The reduction in the number of players from 98 to 80 that the Halle board sanctioned as a cost-cutting exercise, after downsizing the administration and selling off some valuable instruments, was surely a desperate measure. "Filling those gaps is right at the top of my list of priorities, and the board knows that. I'll be begging and insisting because I'm a bit impatient. Those missing string players affect the repertoire. Whether what I regard as the right amount of money for the future is forthcoming will only become apparent over these next months or years."
Elder, who was 52 last week, will conduct 24 Halle concerts each season, bringing him to the orchestra for at least 12 weeks every year. He'd also like to build up a small pool of regular guest conductors which will mean watching a few others in action with the Halle. His own contract is for three years, though if all goes well he's looking at a decade. But his diary has been pretty well filled into the new century and engagements such as conducting Domingo at the Met prevent him from being in Manchester as much as he'd have liked during his first season.

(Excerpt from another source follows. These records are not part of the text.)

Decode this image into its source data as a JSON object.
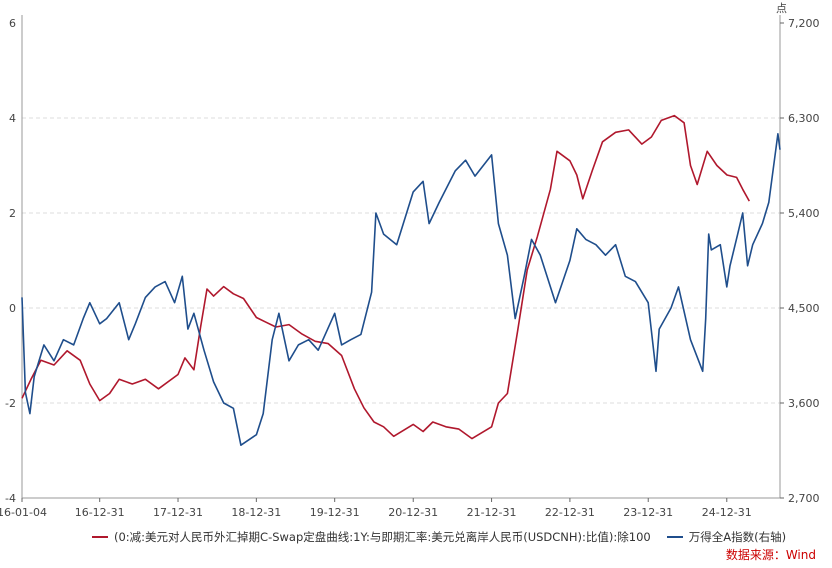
{
  "chart_data": {
    "type": "line",
    "x_ticks": [
      "16-01-04",
      "16-12-31",
      "17-12-31",
      "18-12-31",
      "19-12-31",
      "20-12-31",
      "21-12-31",
      "22-12-31",
      "23-12-31",
      "24-12-31"
    ],
    "y_left": {
      "ticks": [
        "-4",
        "-2",
        "0",
        "2",
        "4",
        "6"
      ],
      "range": [
        -4,
        6
      ]
    },
    "y_right": {
      "ticks": [
        "2,700",
        "3,600",
        "4,500",
        "5,400",
        "6,300",
        "7,200"
      ],
      "range": [
        2700,
        7200
      ],
      "unit": "点"
    },
    "grid": "horizontal dashed",
    "legend_position": "bottom",
    "series": [
      {
        "name": "(0:减:美元对人民币外汇掉期C-Swap定盘曲线:1Y:与即期汇率:美元兑离岸人民币(USDCNH):比值):除100",
        "axis": "left",
        "color": "#b0182d",
        "points": [
          [
            "2016-01-04",
            -1.9
          ],
          [
            "2016-02-15",
            -1.5
          ],
          [
            "2016-04-01",
            -1.1
          ],
          [
            "2016-06-01",
            -1.2
          ],
          [
            "2016-08-01",
            -0.9
          ],
          [
            "2016-10-01",
            -1.1
          ],
          [
            "2016-11-15",
            -1.6
          ],
          [
            "2016-12-31",
            -1.95
          ],
          [
            "2017-02-15",
            -1.8
          ],
          [
            "2017-04-01",
            -1.5
          ],
          [
            "2017-06-01",
            -1.6
          ],
          [
            "2017-08-01",
            -1.5
          ],
          [
            "2017-10-01",
            -1.7
          ],
          [
            "2017-12-31",
            -1.4
          ],
          [
            "2018-02-01",
            -1.05
          ],
          [
            "2018-03-15",
            -1.3
          ],
          [
            "2018-04-15",
            -0.4
          ],
          [
            "2018-05-15",
            0.4
          ],
          [
            "2018-06-15",
            0.25
          ],
          [
            "2018-08-01",
            0.45
          ],
          [
            "2018-09-15",
            0.3
          ],
          [
            "2018-11-01",
            0.2
          ],
          [
            "2018-12-31",
            -0.2
          ],
          [
            "2019-02-15",
            -0.3
          ],
          [
            "2019-04-01",
            -0.4
          ],
          [
            "2019-06-01",
            -0.35
          ],
          [
            "2019-08-01",
            -0.55
          ],
          [
            "2019-10-01",
            -0.7
          ],
          [
            "2019-12-01",
            -0.75
          ],
          [
            "2020-02-01",
            -1.0
          ],
          [
            "2020-04-01",
            -1.7
          ],
          [
            "2020-05-15",
            -2.1
          ],
          [
            "2020-07-01",
            -2.4
          ],
          [
            "2020-08-15",
            -2.5
          ],
          [
            "2020-10-01",
            -2.7
          ],
          [
            "2020-12-31",
            -2.45
          ],
          [
            "2021-02-15",
            -2.6
          ],
          [
            "2021-04-01",
            -2.4
          ],
          [
            "2021-06-01",
            -2.5
          ],
          [
            "2021-08-01",
            -2.55
          ],
          [
            "2021-10-01",
            -2.75
          ],
          [
            "2021-12-31",
            -2.5
          ],
          [
            "2022-02-01",
            -2.0
          ],
          [
            "2022-03-15",
            -1.8
          ],
          [
            "2022-05-01",
            -0.5
          ],
          [
            "2022-06-15",
            0.8
          ],
          [
            "2022-08-01",
            1.5
          ],
          [
            "2022-10-01",
            2.5
          ],
          [
            "2022-11-01",
            3.3
          ],
          [
            "2022-12-31",
            3.1
          ],
          [
            "2023-02-01",
            2.8
          ],
          [
            "2023-03-01",
            2.3
          ],
          [
            "2023-04-15",
            2.9
          ],
          [
            "2023-06-01",
            3.5
          ],
          [
            "2023-08-01",
            3.7
          ],
          [
            "2023-10-01",
            3.75
          ],
          [
            "2023-12-01",
            3.45
          ],
          [
            "2024-01-15",
            3.6
          ],
          [
            "2024-03-01",
            3.95
          ],
          [
            "2024-05-01",
            4.05
          ],
          [
            "2024-06-15",
            3.9
          ],
          [
            "2024-07-15",
            3.0
          ],
          [
            "2024-08-15",
            2.6
          ],
          [
            "2024-10-01",
            3.3
          ],
          [
            "2024-11-15",
            3.0
          ],
          [
            "2025-01-01",
            2.8
          ],
          [
            "2025-02-15",
            2.75
          ],
          [
            "2025-03-15",
            2.5
          ],
          [
            "2025-04-15",
            2.25
          ]
        ]
      },
      {
        "name": "万得全A指数(右轴)",
        "axis": "right",
        "color": "#1f4e8c",
        "points": [
          [
            "2016-01-04",
            4600
          ],
          [
            "2016-01-20",
            3700
          ],
          [
            "2016-02-10",
            3500
          ],
          [
            "2016-03-01",
            3850
          ],
          [
            "2016-04-15",
            4150
          ],
          [
            "2016-06-01",
            4000
          ],
          [
            "2016-07-15",
            4200
          ],
          [
            "2016-09-01",
            4150
          ],
          [
            "2016-10-15",
            4400
          ],
          [
            "2016-11-15",
            4550
          ],
          [
            "2016-12-31",
            4350
          ],
          [
            "2017-02-01",
            4400
          ],
          [
            "2017-04-01",
            4550
          ],
          [
            "2017-05-15",
            4200
          ],
          [
            "2017-06-15",
            4350
          ],
          [
            "2017-08-01",
            4600
          ],
          [
            "2017-09-15",
            4700
          ],
          [
            "2017-11-01",
            4750
          ],
          [
            "2017-12-15",
            4550
          ],
          [
            "2018-01-20",
            4800
          ],
          [
            "2018-02-15",
            4300
          ],
          [
            "2018-03-15",
            4450
          ],
          [
            "2018-05-01",
            4100
          ],
          [
            "2018-06-15",
            3800
          ],
          [
            "2018-08-01",
            3600
          ],
          [
            "2018-09-15",
            3550
          ],
          [
            "2018-10-20",
            3200
          ],
          [
            "2018-12-31",
            3300
          ],
          [
            "2019-02-01",
            3500
          ],
          [
            "2019-03-15",
            4200
          ],
          [
            "2019-04-15",
            4450
          ],
          [
            "2019-06-01",
            4000
          ],
          [
            "2019-07-15",
            4150
          ],
          [
            "2019-09-01",
            4200
          ],
          [
            "2019-10-15",
            4100
          ],
          [
            "2019-12-31",
            4450
          ],
          [
            "2020-02-01",
            4150
          ],
          [
            "2020-03-15",
            4200
          ],
          [
            "2020-05-01",
            4250
          ],
          [
            "2020-06-20",
            4650
          ],
          [
            "2020-07-10",
            5400
          ],
          [
            "2020-08-15",
            5200
          ],
          [
            "2020-10-15",
            5100
          ],
          [
            "2020-12-31",
            5600
          ],
          [
            "2021-02-15",
            5700
          ],
          [
            "2021-03-15",
            5300
          ],
          [
            "2021-05-01",
            5500
          ],
          [
            "2021-07-15",
            5800
          ],
          [
            "2021-09-01",
            5900
          ],
          [
            "2021-10-15",
            5750
          ],
          [
            "2021-12-31",
            5950
          ],
          [
            "2022-02-01",
            5300
          ],
          [
            "2022-03-15",
            5000
          ],
          [
            "2022-04-20",
            4400
          ],
          [
            "2022-06-01",
            4800
          ],
          [
            "2022-07-05",
            5150
          ],
          [
            "2022-08-15",
            5000
          ],
          [
            "2022-10-25",
            4550
          ],
          [
            "2022-12-31",
            4950
          ],
          [
            "2023-02-01",
            5250
          ],
          [
            "2023-03-15",
            5150
          ],
          [
            "2023-05-01",
            5100
          ],
          [
            "2023-06-15",
            5000
          ],
          [
            "2023-08-01",
            5100
          ],
          [
            "2023-09-15",
            4800
          ],
          [
            "2023-11-01",
            4750
          ],
          [
            "2023-12-31",
            4550
          ],
          [
            "2024-02-05",
            3900
          ],
          [
            "2024-02-20",
            4300
          ],
          [
            "2024-04-15",
            4500
          ],
          [
            "2024-05-20",
            4700
          ],
          [
            "2024-07-15",
            4200
          ],
          [
            "2024-09-10",
            3900
          ],
          [
            "2024-09-24",
            4400
          ],
          [
            "2024-10-08",
            5200
          ],
          [
            "2024-10-20",
            5050
          ],
          [
            "2024-12-01",
            5100
          ],
          [
            "2024-12-31",
            4700
          ],
          [
            "2025-01-15",
            4900
          ],
          [
            "2025-02-20",
            5200
          ],
          [
            "2025-03-15",
            5400
          ],
          [
            "2025-04-07",
            4900
          ],
          [
            "2025-05-01",
            5100
          ],
          [
            "2025-06-15",
            5300
          ],
          [
            "2025-07-15",
            5500
          ],
          [
            "2025-08-10",
            5900
          ],
          [
            "2025-08-26",
            6150
          ],
          [
            "2025-09-05",
            6000
          ]
        ]
      }
    ],
    "source": "数据来源：Wind"
  }
}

He conducts the Halle Orchestra and Choir in Beethoven's Ninth Symphony on Saturday in Oldham but his next Halle concert won't be until early January when he launches a new era and the new millennium with Tippett's The Mask of Time. "It's hard and demanding but it's definitely a piece for a great opening or a beginning, a celebration of the human spirit in all forms."
In between those Halle concerts, ironically, Elder will be conducting Manchester's other orchestra, the high-profile BBC Philharmonic, in Strauss's Symphonia domestica, which will also be televised live from the Proms.
Elder made his first appearance with the Halle in 1981, conducting performances of Walton's Belshazzar's Feast in the Free Trade Hall. He returned last December after an absence of many years to give the Manchester premiere of the Elgar/Payne Third Symphony, coupled with music from Wagner's Parsifal (the opera that recently saw him back in the pit at the Coliseum). "This might be the time to reassert the Halle's relationship with the centre of great English music, after a period when that's definitely not been the case. It would be wonderful to present all of Elgar's works instead of just the handful that are always played."
The announcement of Elder's post coincides with the arrival of a new Halle Chief Executive, John Summers, on whose appointment Elder's agreement was sought. "I wouldn't have wanted to come in without knowing that I'd be happy working with the new Chief Executive. Though we're strangers at the moment, I do know what he's achieved with the Northern Sinfonia in Newcastle. The buck needs to stop with one person who has ultimate responsibility, and I would rather that person were not a performer. Those of us who do perform need something to kick against." Elder hasn't touched his bassoon since university, though he still "thinks the fingering", and Summers put away his cello some years ago. Both he and Elder are now calling the tune on a much bigger platform.